Yazarın İş Bankası Kültür Yayınları tarafından yayımlanan Yanılgı isimli romanından kısa bölümler paylaşıyoruz
YANILGI
Yves tıpkı bir çocuk gibi tüm benliğiyle uykudaydı. Alnını kıvrık kolunun çukuruna gömmüş, eski günlerin derin ve güven dolu uykusuyla birlikte içgüdüsel olarak uykudaki küçük çocukların o masum ve ciddi gülümsemelerine varıncaya dek bütün hareketlerine geri dönmüştü. Rüyasında güneşin altında yanan dümdüz plajı, denizin üstündeki akşam güneşini, ılgınların arasından sızan gün ışınlarını görüyordu. Oysa on dört seneden uzun bir süredir Hendaye’ı görmemişti. Dün gece vardığında Bask diyarının bu enfes köşesine dair karanlık ve gürültülü bir uçurum -deniz-, ılgın ormanı olduğunu tahmin ettiği daha yoğun bir karanlığın içindeki birkaç ışık ve de eskiden sadece balıkçı sandallarının salındığı yerde, dalgaların kıyısındaki daha başka ışıklar -Gazino- dışında hiçbir şey fark etmemişti. Fakat çocukluğunun güneşli cenneti hafızasında olduğu gibi kalmış, düşleri de o cenneti havasının o çok özel lezzetine kadar en küçük ayrıntılarıyla yeniden yaratmıştı.

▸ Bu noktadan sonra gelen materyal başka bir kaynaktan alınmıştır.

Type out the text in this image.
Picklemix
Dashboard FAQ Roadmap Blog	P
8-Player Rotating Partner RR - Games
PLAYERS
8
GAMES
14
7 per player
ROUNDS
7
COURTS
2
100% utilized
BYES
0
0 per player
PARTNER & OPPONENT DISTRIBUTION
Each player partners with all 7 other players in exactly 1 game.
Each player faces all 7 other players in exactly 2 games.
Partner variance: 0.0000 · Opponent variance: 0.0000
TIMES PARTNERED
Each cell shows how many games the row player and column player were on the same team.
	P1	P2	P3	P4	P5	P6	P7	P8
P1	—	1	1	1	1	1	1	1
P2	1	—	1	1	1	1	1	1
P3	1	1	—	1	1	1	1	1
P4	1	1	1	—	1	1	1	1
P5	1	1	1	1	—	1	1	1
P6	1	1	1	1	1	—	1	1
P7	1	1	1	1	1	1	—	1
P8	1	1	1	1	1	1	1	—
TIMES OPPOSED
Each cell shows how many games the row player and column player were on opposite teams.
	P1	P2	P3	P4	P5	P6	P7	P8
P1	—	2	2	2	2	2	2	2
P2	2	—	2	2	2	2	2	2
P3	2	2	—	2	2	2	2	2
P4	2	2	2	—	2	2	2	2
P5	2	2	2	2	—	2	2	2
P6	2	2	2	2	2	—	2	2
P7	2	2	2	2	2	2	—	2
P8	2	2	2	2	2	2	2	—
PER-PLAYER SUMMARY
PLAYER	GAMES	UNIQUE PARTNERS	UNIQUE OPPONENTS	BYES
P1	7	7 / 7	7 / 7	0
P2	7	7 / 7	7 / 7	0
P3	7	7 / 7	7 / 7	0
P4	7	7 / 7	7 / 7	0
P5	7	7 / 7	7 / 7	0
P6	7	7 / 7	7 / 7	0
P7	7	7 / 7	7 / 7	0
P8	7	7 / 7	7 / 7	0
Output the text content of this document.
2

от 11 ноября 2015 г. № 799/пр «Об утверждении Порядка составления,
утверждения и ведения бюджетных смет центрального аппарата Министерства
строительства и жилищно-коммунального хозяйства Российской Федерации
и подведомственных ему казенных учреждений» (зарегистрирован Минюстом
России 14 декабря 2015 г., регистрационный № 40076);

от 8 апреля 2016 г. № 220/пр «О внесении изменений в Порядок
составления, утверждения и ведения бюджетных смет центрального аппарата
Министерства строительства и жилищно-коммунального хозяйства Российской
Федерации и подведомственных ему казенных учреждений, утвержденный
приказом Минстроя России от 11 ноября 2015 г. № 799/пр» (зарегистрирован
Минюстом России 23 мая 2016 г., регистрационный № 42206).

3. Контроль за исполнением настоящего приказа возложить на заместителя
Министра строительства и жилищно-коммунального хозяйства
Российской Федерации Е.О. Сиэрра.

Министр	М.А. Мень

Yves çocukken en güzel tatillerini Hendaye’da geçirmişti. Burada, büyülenmiş gözlerine dünyanı ilk çağlarındaki gibi yepyeni gözüken bir güneşle güzel meyveler gibi olgunlaşan, yaldızlı ve dolgun günler tatmıştı. O zamandan sonra dünya sanki yavaş yavaş taze renklerini yitirmeye başlamış, güneş bile daha donuk bir hâle gelmişti. Fakat bazı rüyalarında zarif ve canlı hayal gücünü muhafaza etmiş genç adamın o günleri bütün o ilkel ihtişamıyla birlikte yeniden hissedebildiği oluyordu. Böyle geceleri takip eden sabahlar âdeta nefis bir hüzünle efsunlanıyordu.

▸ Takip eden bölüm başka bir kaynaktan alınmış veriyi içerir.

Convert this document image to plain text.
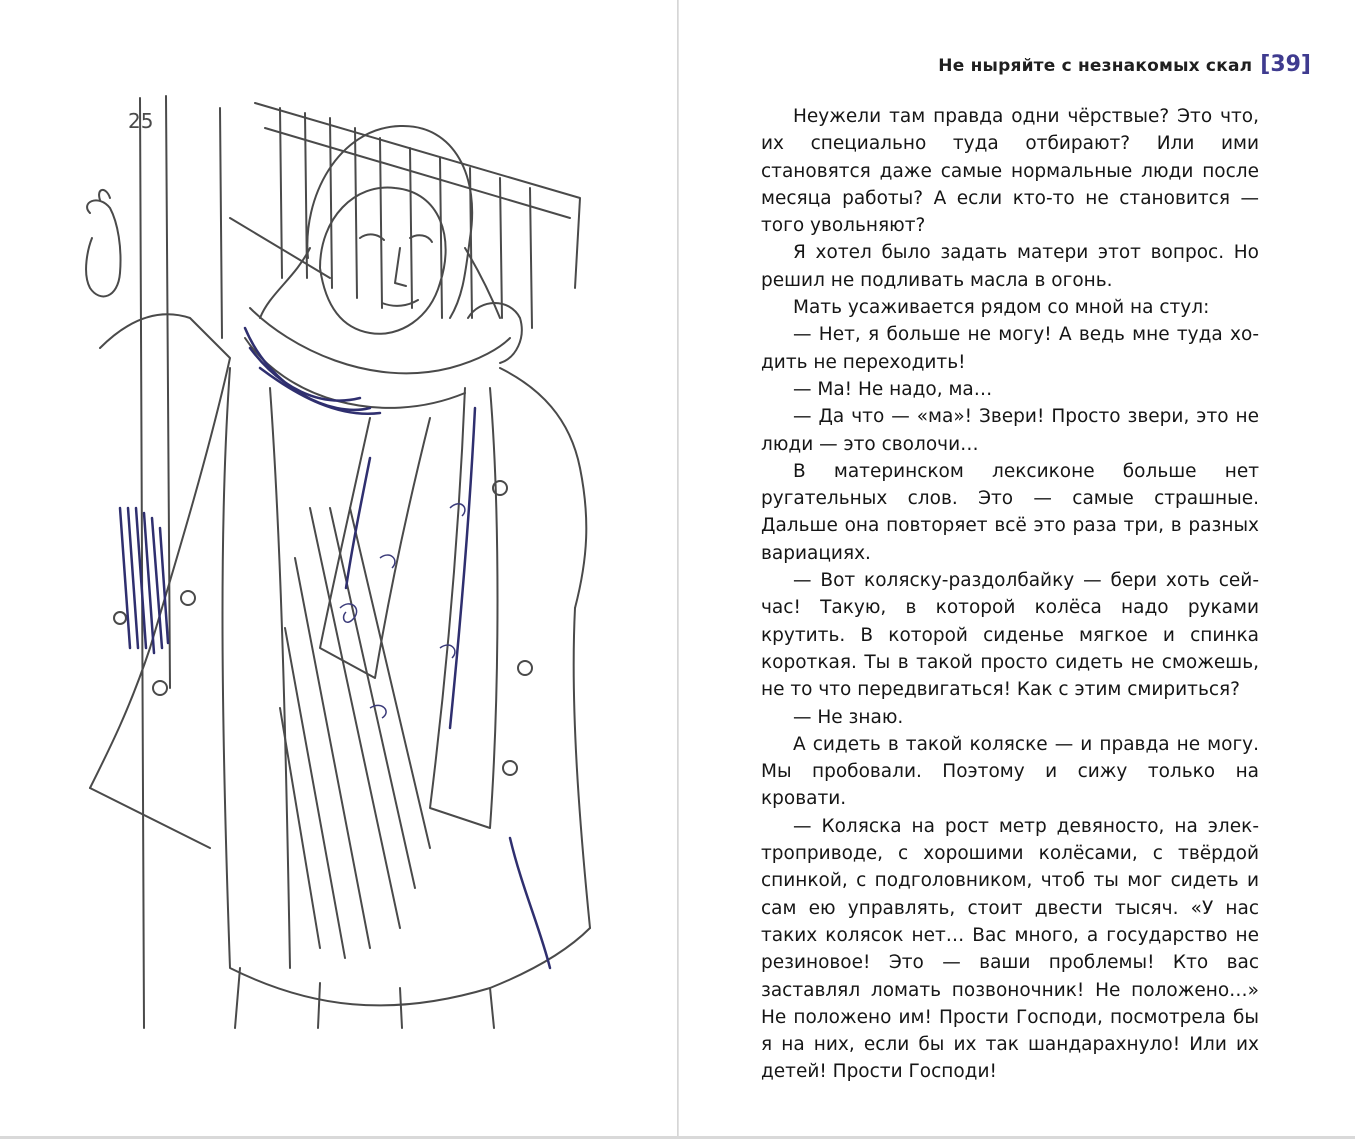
25
Не ныряйте с незнакомых скал [39]

Неужели там правда одни чёрствые? Это что, их специально туда отбирают? Или ими становятся даже самые нормальные люди после месяца работы? А если кто-то не становится — того увольняют?

Я хотел было задать матери этот вопрос. Но решил не подливать масла в огонь.

Мать усаживается рядом со мной на стул:

— Нет, я больше не могу! А ведь мне туда ходить не переходить!

— Ма! Не надо, ма…

— Да что — «ма»! Звери! Просто звери, это не люди — это сволочи…

В материнском лексиконе больше нет ругательных слов. Это — самые страшные. Дальше она повторяет всё это раза три, в разных вариациях.

— Вот коляску-раздолбайку — бери хоть сейчас! Такую, в которой колёса надо руками крутить. В которой сиденье мягкое и спинка короткая. Ты в такой просто сидеть не сможешь, не то что передвигаться! Как с этим смириться?

— Не знаю.

А сидеть в такой коляске — и правда не могу. Мы пробовали. Поэтому и сижу только на кровати.

— Коляска на рост метр девяносто, на электроприводе, с хорошими колёсами, с твёрдой спинкой, с подголовником, чтоб ты мог сидеть и сам ею управлять, стоит двести тысяч. «У нас таких колясок нет… Вас много, а государство не резиновое! Это — ваши проблемы! Кто вас заставлял ломать позвоночник! Не положено…» Не положено им! Прости Господи, посмотрела бы я на них, если бы их так шандарахнуло! Или их детей! Прости Господи!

O sabah Yves, Paris’teyken saat her sekizi vurduğunda yaptığı gibi yine sıçrayarak uyandı. Gözlerini açtı ve yataktan fırlamak için bir hareket yaptı. Fakat panjurların yarığından başucuna kadar altın renkli bir ok gibi keskin bir ışığın sızdığını gördü ve aynı anda taşradaki güzel yaz günlerinin komşu bahçelerde tenis oynayanların gürültüleriyle ve başka hiçbir şey olmasa bile bir otelde, aylaklarla dolu büyük bir konutta olduğunu fark etmesini sağlamaya yetecek o özel, neşe dolu patırtılarla -zil sesleri, adım sesleri, yabancı sesler- karışık hafif uğultusunu algıladı.
İşte o zaman Yves yeniden yatağa uzandı ve enfes bir tembellikle dolu tüm hareketlerinin yeniden kavuşulan bir lüksmüşçesine tadını çıkararak gerindi. Nihayet yatağın bakır parmaklıklarının arasında asılı duran zili bulup bastı. Biraz sonra içeriye elinde kahvaltı tepsisiyle şarap garsonu girdi. Kepenkleri açtı ve güneş dev bir dalga gibi bütün odayı kapladı.
“Hava çok güzel,” dedi Yves kendi kendine yüksek sesle, sanki hâlâ ortaokullu bir çocukmuş da bütün hazzı ve tasası hava durumuna bağlıymış gibi. Başta büyük hayal kırıklığı yaşadı: Hendaye’i zamanında balıkçılardan ve kaçakçılardan ibaret, biri biraz ötede solda, Bidassoa tarafında yer alan Pierre Loti’ninki, diğeri hemen sağda, tam da bugün sahte Bask tarzı yirmi kadar evin yükseldiği noktada kendi ebeveynininki olmak üzere sadece iki villası olan küçük bir köy olarak tanımıştı. Deniz kıyısında içine cılız ağaçlar dikilmiş bir bent inşa edildiğini, oraya otomobillerin park edildiğini gördü. Suratını asıp arkasını döndü. Dünyanın tam da sadeliği, huzur veren güzelliği nedeniyle sevdiği bu kutsanmış köşesini niçin bozmuşlardı ki? Yine de açık pencerenin yanında durmaya devam etti ve yavaş yavaş, yılların değiştirdiği bir yüzde eski bir gülümsemeyi, eski bir bakışı tanıyıp, bunların yardımıyla, tereddüt ederek de olsa bir zamanlar sevilen o eski hatları yeniden bulurcasına, yumuşacık bir heyecanla dağların çizgilerini, farklılıklarını, konturlarını, körfezin yansımalı yüzeyini, ılgınların canlı ve hafif salkımlarını yeni baştan keşfetti. Ve havada yeniden Endülüs rüzgârıyla gelen o tarçın ve çiçek açmış portakal ağaçlarının kokusunu hissedince değişen zamanla tamamen barıştı, gülümsedi ve o eski neşe yüreğini ferahlattı.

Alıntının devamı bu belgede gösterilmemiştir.